Penelope steckte den Kopf durch die Tür. »Mrs Emerson?«
»Oh, hallo.«
Sehr erfreut schien sie nicht über ihren Besuch zu sein.
»Komme ich ungelegen?«
Priscilla Emerson versuchte vergeblich, sich aufzurichten. Ihr rechter Arm lag eingegipst auf der Bettdecke, das linke Bein war ebenfalls bis zur Hüfte eingegipst und lag auf einem Polster.

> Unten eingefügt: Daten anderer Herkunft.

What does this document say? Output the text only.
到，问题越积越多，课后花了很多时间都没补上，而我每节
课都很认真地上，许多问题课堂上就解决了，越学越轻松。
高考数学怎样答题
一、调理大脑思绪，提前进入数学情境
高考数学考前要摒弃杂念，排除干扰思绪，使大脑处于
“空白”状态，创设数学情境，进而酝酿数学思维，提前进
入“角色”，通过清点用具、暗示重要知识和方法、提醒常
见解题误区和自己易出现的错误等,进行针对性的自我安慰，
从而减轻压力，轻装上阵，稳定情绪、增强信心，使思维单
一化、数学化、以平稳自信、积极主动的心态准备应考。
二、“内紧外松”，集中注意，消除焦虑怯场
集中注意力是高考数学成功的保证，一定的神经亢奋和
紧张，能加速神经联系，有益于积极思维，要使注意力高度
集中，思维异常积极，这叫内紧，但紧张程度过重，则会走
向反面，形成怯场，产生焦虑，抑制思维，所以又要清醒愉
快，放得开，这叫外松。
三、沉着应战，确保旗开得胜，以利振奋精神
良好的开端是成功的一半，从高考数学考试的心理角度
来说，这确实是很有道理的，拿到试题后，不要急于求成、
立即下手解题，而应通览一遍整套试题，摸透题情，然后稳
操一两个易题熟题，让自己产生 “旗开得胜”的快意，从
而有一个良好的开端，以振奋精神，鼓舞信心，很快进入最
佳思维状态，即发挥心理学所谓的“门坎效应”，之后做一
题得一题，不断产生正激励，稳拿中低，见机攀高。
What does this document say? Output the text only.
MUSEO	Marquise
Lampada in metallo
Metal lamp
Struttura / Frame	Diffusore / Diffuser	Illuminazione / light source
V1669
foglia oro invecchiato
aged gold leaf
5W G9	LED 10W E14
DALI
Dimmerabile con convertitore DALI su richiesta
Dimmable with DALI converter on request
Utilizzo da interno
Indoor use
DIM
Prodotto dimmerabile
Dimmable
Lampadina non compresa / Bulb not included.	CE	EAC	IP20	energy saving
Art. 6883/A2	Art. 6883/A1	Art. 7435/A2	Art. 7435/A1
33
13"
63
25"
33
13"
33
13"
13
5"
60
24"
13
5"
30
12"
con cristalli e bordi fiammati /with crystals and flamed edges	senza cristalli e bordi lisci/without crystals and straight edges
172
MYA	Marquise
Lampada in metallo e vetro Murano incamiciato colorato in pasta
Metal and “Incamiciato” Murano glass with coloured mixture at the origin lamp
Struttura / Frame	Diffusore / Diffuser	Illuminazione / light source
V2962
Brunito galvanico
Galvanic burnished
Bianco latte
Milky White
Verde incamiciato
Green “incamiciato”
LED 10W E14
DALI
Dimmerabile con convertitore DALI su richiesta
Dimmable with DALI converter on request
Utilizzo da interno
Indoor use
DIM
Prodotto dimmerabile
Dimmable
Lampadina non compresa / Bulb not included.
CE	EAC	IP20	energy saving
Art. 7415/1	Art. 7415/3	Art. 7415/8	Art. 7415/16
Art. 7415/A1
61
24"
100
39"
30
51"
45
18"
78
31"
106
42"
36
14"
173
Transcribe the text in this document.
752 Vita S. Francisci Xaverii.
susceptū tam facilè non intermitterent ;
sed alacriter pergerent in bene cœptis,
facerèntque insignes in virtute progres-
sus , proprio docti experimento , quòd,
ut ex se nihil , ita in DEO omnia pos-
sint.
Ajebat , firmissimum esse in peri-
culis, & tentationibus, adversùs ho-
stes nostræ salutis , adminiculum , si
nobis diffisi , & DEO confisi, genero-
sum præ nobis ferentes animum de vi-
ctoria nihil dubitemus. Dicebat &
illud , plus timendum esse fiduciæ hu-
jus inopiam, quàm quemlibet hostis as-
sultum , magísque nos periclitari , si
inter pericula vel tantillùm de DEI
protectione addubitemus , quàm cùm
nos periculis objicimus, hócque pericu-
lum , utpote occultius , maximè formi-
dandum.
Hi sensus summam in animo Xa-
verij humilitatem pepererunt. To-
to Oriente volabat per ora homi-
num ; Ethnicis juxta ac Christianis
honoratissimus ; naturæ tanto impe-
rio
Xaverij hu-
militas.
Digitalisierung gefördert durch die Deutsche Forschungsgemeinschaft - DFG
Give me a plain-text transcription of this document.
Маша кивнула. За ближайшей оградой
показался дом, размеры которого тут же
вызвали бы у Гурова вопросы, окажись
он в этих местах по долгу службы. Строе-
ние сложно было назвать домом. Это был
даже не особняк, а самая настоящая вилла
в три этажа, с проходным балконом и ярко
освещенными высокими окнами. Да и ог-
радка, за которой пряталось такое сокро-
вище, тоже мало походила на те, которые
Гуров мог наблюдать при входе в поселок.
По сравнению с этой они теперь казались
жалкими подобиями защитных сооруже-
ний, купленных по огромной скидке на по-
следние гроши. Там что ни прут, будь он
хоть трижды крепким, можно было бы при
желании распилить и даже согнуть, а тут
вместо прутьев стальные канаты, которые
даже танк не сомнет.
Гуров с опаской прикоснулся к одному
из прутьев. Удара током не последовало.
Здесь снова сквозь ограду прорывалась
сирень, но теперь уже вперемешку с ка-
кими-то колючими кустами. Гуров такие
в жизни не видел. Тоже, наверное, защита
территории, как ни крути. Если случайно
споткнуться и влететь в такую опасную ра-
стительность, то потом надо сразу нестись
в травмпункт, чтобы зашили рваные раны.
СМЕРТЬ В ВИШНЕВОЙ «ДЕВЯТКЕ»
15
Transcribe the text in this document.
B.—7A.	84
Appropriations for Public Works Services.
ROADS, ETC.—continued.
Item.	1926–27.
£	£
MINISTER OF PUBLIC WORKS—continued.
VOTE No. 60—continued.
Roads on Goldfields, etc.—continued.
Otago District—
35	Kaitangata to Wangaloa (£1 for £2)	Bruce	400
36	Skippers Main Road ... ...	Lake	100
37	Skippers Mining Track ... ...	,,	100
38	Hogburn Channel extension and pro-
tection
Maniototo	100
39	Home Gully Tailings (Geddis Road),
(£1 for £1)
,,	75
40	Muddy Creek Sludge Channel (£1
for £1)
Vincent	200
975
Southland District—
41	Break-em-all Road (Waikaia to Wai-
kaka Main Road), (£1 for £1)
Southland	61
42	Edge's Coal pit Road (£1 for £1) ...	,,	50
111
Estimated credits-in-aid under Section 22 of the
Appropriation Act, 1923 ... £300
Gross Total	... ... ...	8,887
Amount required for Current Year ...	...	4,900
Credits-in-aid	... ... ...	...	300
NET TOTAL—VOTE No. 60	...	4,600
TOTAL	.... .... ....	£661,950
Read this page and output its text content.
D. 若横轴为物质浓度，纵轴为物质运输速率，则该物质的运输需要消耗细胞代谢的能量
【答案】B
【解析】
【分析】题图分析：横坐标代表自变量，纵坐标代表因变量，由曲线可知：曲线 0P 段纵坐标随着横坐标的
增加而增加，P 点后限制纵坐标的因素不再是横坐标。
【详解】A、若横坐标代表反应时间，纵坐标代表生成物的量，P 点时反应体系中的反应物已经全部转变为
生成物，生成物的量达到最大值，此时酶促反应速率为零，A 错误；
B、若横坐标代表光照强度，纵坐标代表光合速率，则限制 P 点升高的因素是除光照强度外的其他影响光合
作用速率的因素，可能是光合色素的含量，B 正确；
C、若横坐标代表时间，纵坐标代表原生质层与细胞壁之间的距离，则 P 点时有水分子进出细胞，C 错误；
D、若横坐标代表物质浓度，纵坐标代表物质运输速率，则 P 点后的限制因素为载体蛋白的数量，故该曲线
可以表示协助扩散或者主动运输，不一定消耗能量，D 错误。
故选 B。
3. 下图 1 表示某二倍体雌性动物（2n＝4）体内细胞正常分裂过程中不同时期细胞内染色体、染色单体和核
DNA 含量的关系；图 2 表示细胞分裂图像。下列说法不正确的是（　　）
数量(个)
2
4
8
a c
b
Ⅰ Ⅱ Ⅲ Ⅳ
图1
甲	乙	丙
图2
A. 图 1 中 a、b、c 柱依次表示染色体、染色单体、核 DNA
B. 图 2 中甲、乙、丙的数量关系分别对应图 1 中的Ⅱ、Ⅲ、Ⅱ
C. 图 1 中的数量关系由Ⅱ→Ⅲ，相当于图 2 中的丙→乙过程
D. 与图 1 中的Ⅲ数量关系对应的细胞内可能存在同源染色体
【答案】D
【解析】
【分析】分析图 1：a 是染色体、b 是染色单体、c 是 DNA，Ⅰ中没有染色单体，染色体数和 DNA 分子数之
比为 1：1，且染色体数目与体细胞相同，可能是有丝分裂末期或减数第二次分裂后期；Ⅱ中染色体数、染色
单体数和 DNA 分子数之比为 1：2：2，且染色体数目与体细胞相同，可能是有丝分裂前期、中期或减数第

»Eher nicht. Ich liege auf dem Rücken und kann nicht einmal ein Buch lesen. Mir schläft sofort der linke Arm ein.«
»Tut mir leid.« Penelope deutete auf einen Stuhl. »Darf ich?«
»Bitte.«
»Ich habe Ihnen nichts mitgebracht«, sagte Penelope, als sie sich setzte. »Ich wollte mich aber selbst davon überzeugen, wie es Ihnen geht.«
»Tja.« Priscilla schlug die Augen nieder. »Das ist sehr nett von Ihnen.«
»Wie ist das passiert, Priscilla? Konnten Sie den Wagen erkennen?«
»Ich weiß nicht, was geschehen ist. Das Auto kam von hinten, und ich kann mich nur daran erinnern, dass ich hier im Krankenhaus wieder aufwachte.«
»Sie haben alles vergessen?«
»Genau genommen habe ich von dem Unfall nichts mitbekommen.«
Penelope nickte. »Ich mache mir Gedanken über diesen schrecklichen Unfall, weil Sie doch gerade von mir kamen, nicht?«
Priscilla riss die Augen auf. »Ja, aber das hat doch mit Ihnen überhaupt nichts zu tun. Erzählen Sie mir lieber, wie es Ihnen im Cottage gefällt.«
Penelope hatte angenommen, dass Priscilla sie an dem Abend aufgesucht hatte, um diese Frage zu klären.
»Tja, also es ist ganz nett«, antwortete sie vage. »Haben Sie Ihre Tante dort früher häufig besucht?«
»Schon hin und wieder mal. Man könnte seine Verwandten ja immer viel häufiger besuchen.«
Penelope sah Priscilla etwas verwundert an. Machte sie sich Vorwürfe, weil sie ihre Tante vernachlässigt hatte? Andererseits hatte Mathilda Emerson ihre Nichte und ihren Neffen als Erben eingesetzt. Eine gewisse Verbindung musste zwischen ihnen bestanden haben.
»War sie Ihre einzige Verwandte? Ach nein, Sie haben noch einen Bruder, Ben, nicht wahr?«
Mit der nicht eingegipsten linken Hand machte Priscilla eine wegwerfende Handbewegung. »Kann man total vergessen. Der kümmert sich um nichts und niemanden.«
»Ihre Tante war Hebamme, richtig?«
Priscilla legte den Kopf aufs Kissen. »Sie hat etwas Nützliches getan. Unzähligen Menschen hat sie auf die Welt geholfen. Ganz anders als ich. Ich führe ein gänzlich nutzloses Leben.«
»Also, das kann ich mir nicht vorstellen«, sagte Penelope.
»Sie war eine mutige Frau, ich hätte viel zu viel Angst davor, bei einer Geburt dabei zu sein. Mir hat es schon gereicht, wenn sie davon erzählt hat, wie die Babys manchmal quer im Mutterleib liegen. Ich wüsste überhaupt nicht, was man in so einem Fall tut.«
Das wusste Penelope auch nicht, und sie wollte darüber auch nicht so genau nachdenken. Sie erhob sich wieder.
»Ich lasse Sie jetzt mal allein. Wenn Sie Hilfe brauchen, melden Sie sich bitte.«
»Vielleicht mache ich das.« Priscilla sah Penelope an. »Danke für Ihren Besuch.«
»Gern geschehen.« Penelope verließ das Krankenzimmer und ging auf den Flur. Entweder hatte Priscilla Emerson ihr Gedächtnis bei dem Unfall tatsächlich verloren, oder sie hatte Penelope angelogen. Der Wagen, der sie erfasst hatte, war aus Shaftesbury gekommen, was bedeutete, dass Priscilla ihm entgegengekommen war. Sie hätte den Wagen und vielleicht sogar den Fahrer sehen müssen. Oder vielleicht sogar erkennen. Das würde auch ihre Nervosität erklären, mit der sie auf Penelopes Fragen reagiert hatte.